Bu ismin muhtevası insanı bütün düşünce, duygu, niyet ve amellerinde dikkatli ve dürüst olmaya davet eder. Böylece bugünkü psikolojinin ısrarla vurguladığı iç denetimi -bizim bildiğimiz adı ile murakabeyi- başarmaya yardımcı olur. Bütün varlık âlemi içinde bunu yapabilecek tek varlık insandır. Çünkü kendi davranışlarına dışarıdan bir gözle bakabilme yetisi bir tek ona verilmiştir. 

Murakabe haline ulaşan, yani her an Allah-u Teala’nın gözetiminde olduğu bilincine eren kişi artık ihsan makamındadır ve böyle biri için başkalarının ne diyeceği tamamen önemini yitirmiştir. Artık kişinin hesap vereceği tek makam, vicdanına yerleşmiş olan Rabbinin gözetiminde olduğu şuurudur.
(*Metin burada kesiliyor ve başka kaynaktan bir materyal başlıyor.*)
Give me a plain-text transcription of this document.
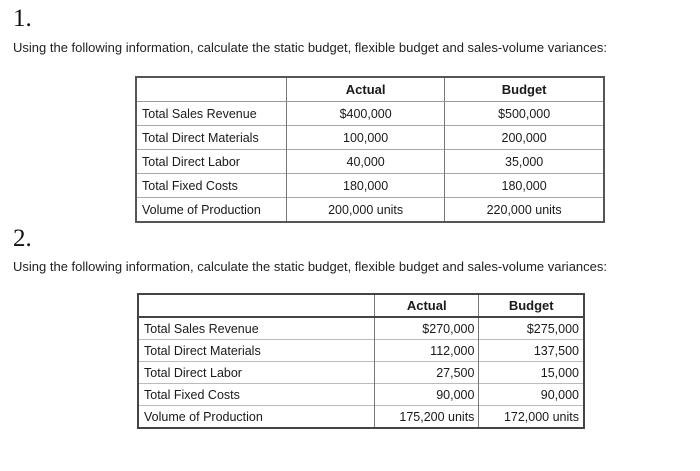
1.
Using the following information, calculate the static budget, flexible budget and sales-volume variances:
	Actual	Budget
Total Sales Revenue	$400,000	$500,000
Total Direct Materials	100,000	200,000
Total Direct Labor	40,000	35,000
Total Fixed Costs	180,000	180,000
Volume of Production	200,000 units	220,000 units
2.
Using the following information, calculate the static budget, flexible budget and sales-volume variances:
	Actual	Budget
Total Sales Revenue	$270,000	$275,000
Total Direct Materials	112,000	137,500
Total Direct Labor	27,500	15,000
Total Fixed Costs	90,000	90,000
Volume of Production	175,200 units	172,000 units
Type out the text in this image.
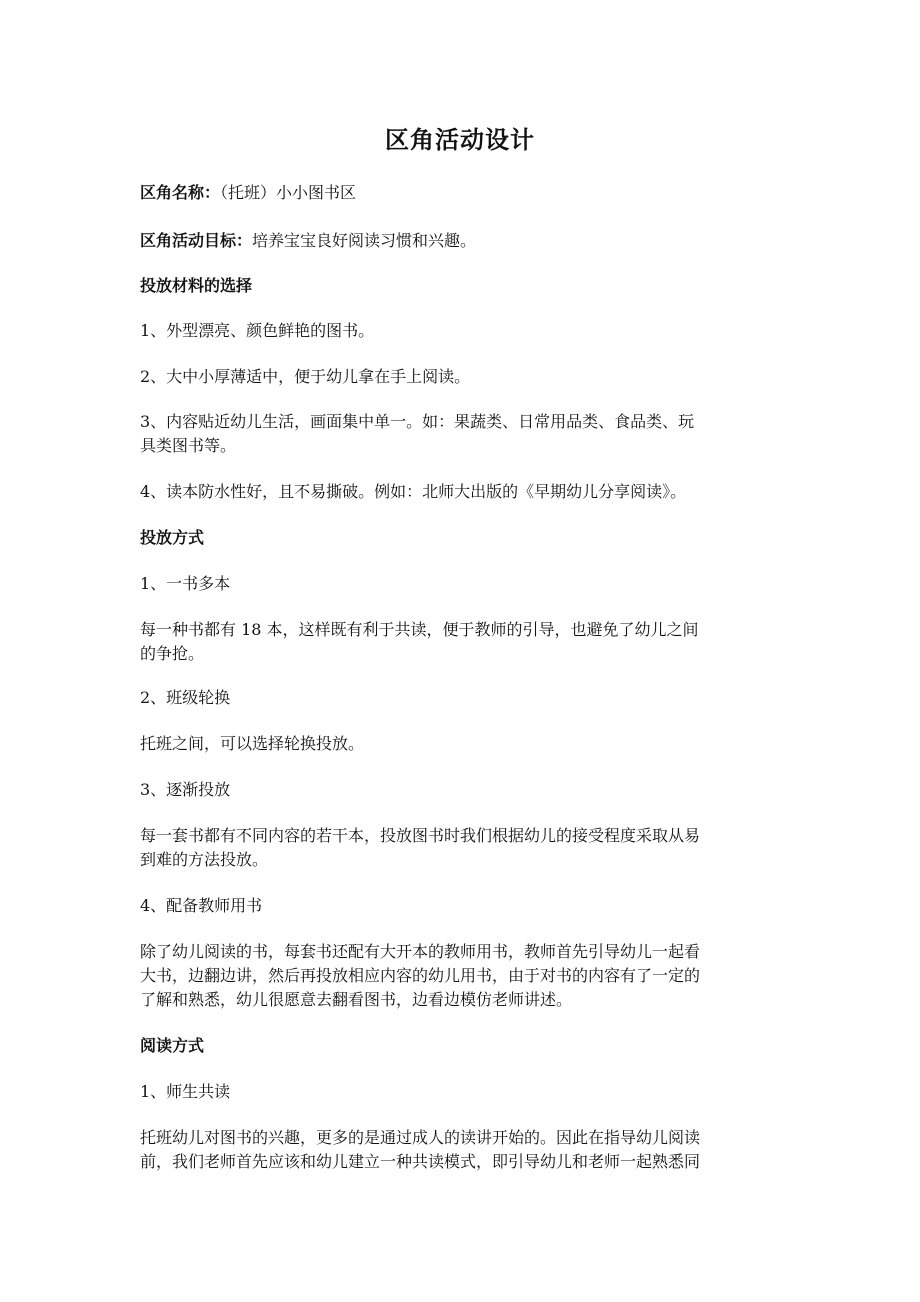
区角活动设计
区角名称：（托班）小小图书区
区角活动目标：培养宝宝良好阅读习惯和兴趣。
投放材料的选择
1、外型漂亮、颜色鲜艳的图书。
2、大中小厚薄适中，便于幼儿拿在手上阅读。
3、内容贴近幼儿生活，画面集中单一。如：果蔬类、日常用品类、食品类、玩
具类图书等。
4、读本防水性好，且不易撕破。例如：北师大出版的《早期幼儿分享阅读》。
投放方式
1、一书多本
每一种书都有 18 本，这样既有利于共读，便于教师的引导，也避免了幼儿之间
的争抢。
2、班级轮换
托班之间，可以选择轮换投放。
3、逐渐投放
每一套书都有不同内容的若干本，投放图书时我们根据幼儿的接受程度采取从易
到难的方法投放。
4、配备教师用书
除了幼儿阅读的书，每套书还配有大开本的教师用书，教师首先引导幼儿一起看
大书，边翻边讲，然后再投放相应内容的幼儿用书，由于对书的内容有了一定的
了解和熟悉，幼儿很愿意去翻看图书，边看边模仿老师讲述。
阅读方式
1、师生共读
托班幼儿对图书的兴趣，更多的是通过成人的读讲开始的。因此在指导幼儿阅读
前，我们老师首先应该和幼儿建立一种共读模式，即引导幼儿和老师一起熟悉同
Bu isimden insanın hissesi şudur: Allah-u Teala, tüm insanların her an, her saniye kalplerindeki niyete, akıllarından geçen her düşünceye şahittir. Öyleyse kişi her vakit Allah’ın her ameline şahit olduğunu; yaptıklarını gördüğünü ve bildiğini düşünmeli ve buna göre davranmalıdır. Bir günahı işlerken insanların görmesinden ve bilmesinden rahatsız olan insan, Allah’ın her haline her an şahit olduğunu unutmamalıdır.

Rabbimiz bizleri de bu ismin hakikatine ulaştırsın. Amin.